By James Temple
On a Saturday morning in December of 2020, the RRS Discovery floated in calm waters just east of the Mid-Atlantic Ridge, the massive undersea mountain range that runs from the Arctic nearly to the Antarctic.
The team onboard the research vessel, mostly from the UK’s National Oceanography Centre, used an acoustic signaling system to trigger the release of a cable more than three miles long from its 4,000-pound anchor on the seabed.
The expedition’s chief scientist, Ben Moat, and others walked up to the bridge to spot the first floats as they popped up. The technicians on deck, clad in hard hats and clipped into harnesses, reeled the cable in.
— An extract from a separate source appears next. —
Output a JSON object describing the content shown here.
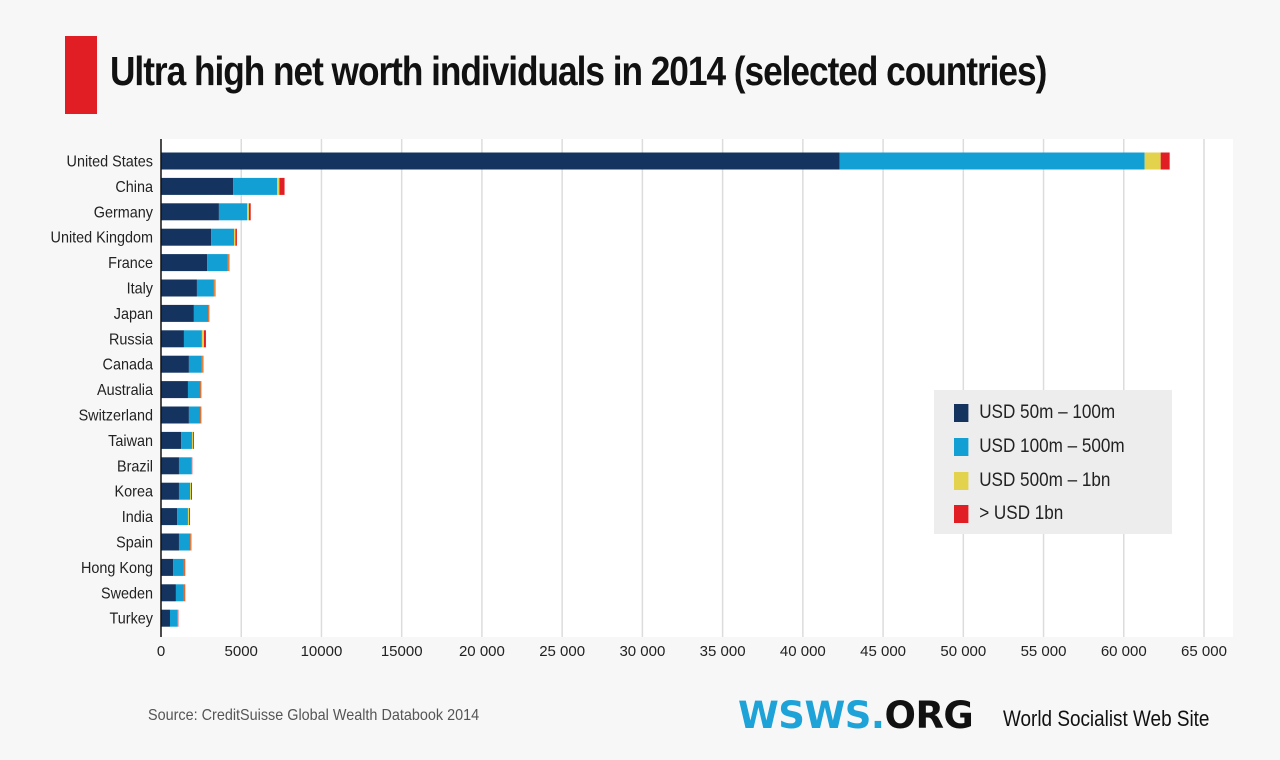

They halted the winch every few minutes to disconnect the floats as well as sensors that measure salinity and temperature at various depths, data used to calculate the pressure, current speed, and volume of water flowing past.
The scientists and technicians are part of an international research collaboration, known as RAPID, that’s collecting readings from hundreds of sensors at more than a dozen moorings dotting the Atlantic roughly along 26.5° North, the line of latitude that runs from the western Sahara to southern Florida.
They are searching for clues about one of the most important forces in the planet’s climate system: a network of ocean currents known as the Atlantic Meridional Overturning Circulation (AMOC). Critically, they want to better understand how global warming is changing it, and how much more it could shift in the coming decades—even whether it could collapse.